- Supply – Gold, in its natural form has become a scarce commodity, with just a few nations having generous reserves. As such the supply of new gold is not constant, changing from time to time, which means we have to manage with the current quantity out there in the market. Prices can change sharply if the demand and supply equation changes and are always an important factor when it comes to determining rates in India.
- Import rates – Natural gold reserves in India are dwindling and the country’s gold production is down to a trickle compared to the past. As such most of the gold used in India is imported, making import duties an important factor in determining gold prices in the country. A high import rate is bound to increase rates and vice versa.
- US Dollar – Gold rates are heavily dependent on how the US dollar performs, with prices inversely proportional to dollar rates. This relationship arises from the fact that gold is an internationally traded commodity and the US dollar is the preferred international currency. Any changes within the United States are bound to have an effect on gold prices, either directly or indirectly. The fact that a majority of gold purchased in India is imported means that prices in India are also impacted by international markets.
- International Relations– – International relations between nations can influence gold prices, as tensions between global powers can push up rates. For example, if the US has cold relations with a major gold producer, gold prices could be impacted due to lack of supply. Easing of sanctions and overall global relations play a significant role in determining gold rates, primarily because gold is considered as a safeguard against geopolitical instabilities.
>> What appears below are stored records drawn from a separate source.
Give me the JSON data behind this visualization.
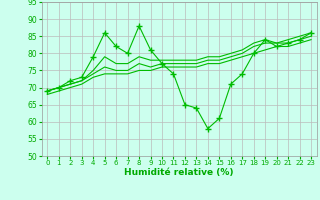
{
  "x": [
    0,
    1,
    2,
    3,
    4,
    5,
    6,
    7,
    8,
    9,
    10,
    11,
    12,
    13,
    14,
    15,
    16,
    17,
    18,
    19,
    20,
    21,
    22,
    23
  ],
  "line1": [
    69,
    70,
    72,
    73,
    79,
    86,
    82,
    80,
    88,
    81,
    77,
    74,
    65,
    64,
    58,
    61,
    71,
    74,
    80,
    84,
    82,
    83,
    84,
    86
  ],
  "line2": [
    69,
    70,
    71,
    72,
    75,
    79,
    77,
    77,
    79,
    78,
    78,
    78,
    78,
    78,
    79,
    79,
    80,
    81,
    83,
    84,
    83,
    84,
    85,
    86
  ],
  "line3": [
    69,
    70,
    71,
    72,
    74,
    76,
    75,
    75,
    77,
    76,
    77,
    77,
    77,
    77,
    78,
    78,
    79,
    80,
    82,
    83,
    83,
    83,
    84,
    85
  ],
  "line4": [
    68,
    69,
    70,
    71,
    73,
    74,
    74,
    74,
    75,
    75,
    76,
    76,
    76,
    76,
    77,
    77,
    78,
    79,
    80,
    81,
    82,
    82,
    83,
    84
  ],
  "xlabel": "Humidité relative (%)",
  "xlim": [
    -0.5,
    23.5
  ],
  "ylim": [
    50,
    95
  ],
  "yticks": [
    50,
    55,
    60,
    65,
    70,
    75,
    80,
    85,
    90,
    95
  ],
  "xticks": [
    0,
    1,
    2,
    3,
    4,
    5,
    6,
    7,
    8,
    9,
    10,
    11,
    12,
    13,
    14,
    15,
    16,
    17,
    18,
    19,
    20,
    21,
    22,
    23
  ],
  "line_color": "#00bb00",
  "bg_color": "#ccffee",
  "grid_color": "#bbbbbb",
  "marker": "+"
}
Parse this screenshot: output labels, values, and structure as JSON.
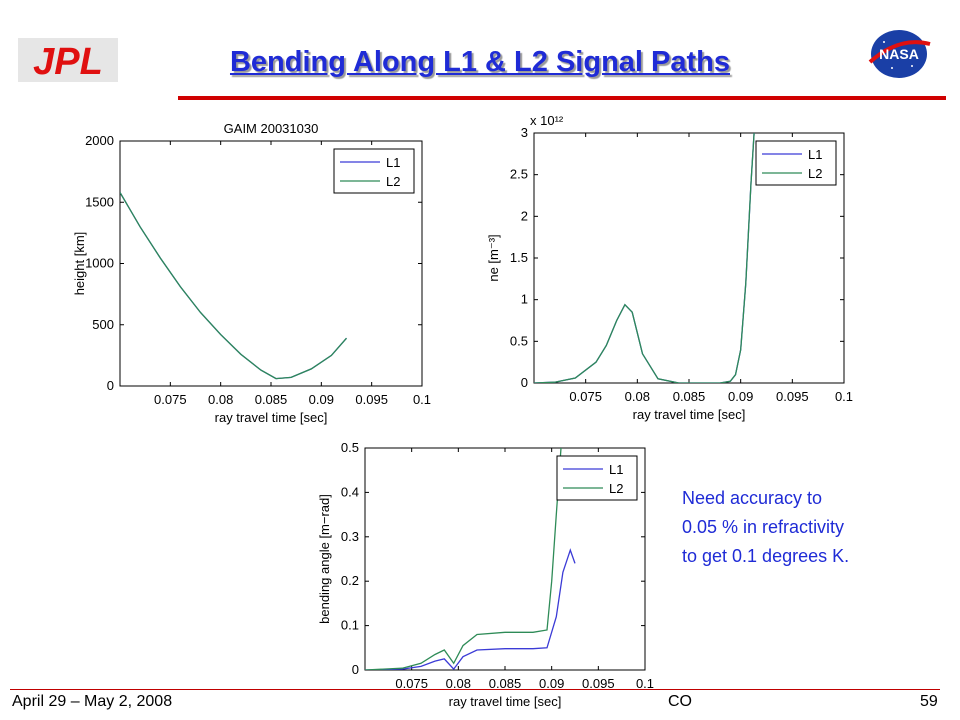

Who determines gold prices in India?
Gold prices in India are determined largely through an informal process, as there is no “kingmaker” as such in the Indian gold industry. International prices do have a bearing on gold rates in India, though the rates might not be the exact same as they are internationally. The Indian Bullion Jewellers Association or the IBJA as it is known plays a key role in determining day to day gold rates in the country. IBJA members include the biggest gold dealers in the country, who have a collective hand in establishing prices. These members account for almost the entire legal gold sold and purchased in India, and come from all corners of this diverse nation. Gold in India is primarily imported by banks, who in turn supply this imported gold to bullion dealers across India. Banks supply this gold to dealers after adding their fee to it, which already makes them a bit higher than the rate at which gold was imported.
The IBJA then gets into the act of determining prices by speaking to the ten biggest gold dealers in the country. These dealers give their respective ‘buy’ and ‘sell’ quotes, depending on the rate at which they purchased gold. IBJA then takes the average of these ‘buy’ and ‘sell’ quotes and determines the gold rate for a particular day based on this average. This average rate is adjusted for local taxes and a rate fixed accordingly.
Dealers generally arrive at their ‘buy’ and ‘sell’ rates by taking the international cost of gold and multiplying/adjusting it to the exchange value of the Rupee and adding any import duties and taxes such as VAT. Dealers ensure that they add their margin to the rates they give, keeping in mind their requirements. This procedure ensures that gold rates in India are on par with international trends and customers can purchase gold without any worry of being cheated with regards to gold rates.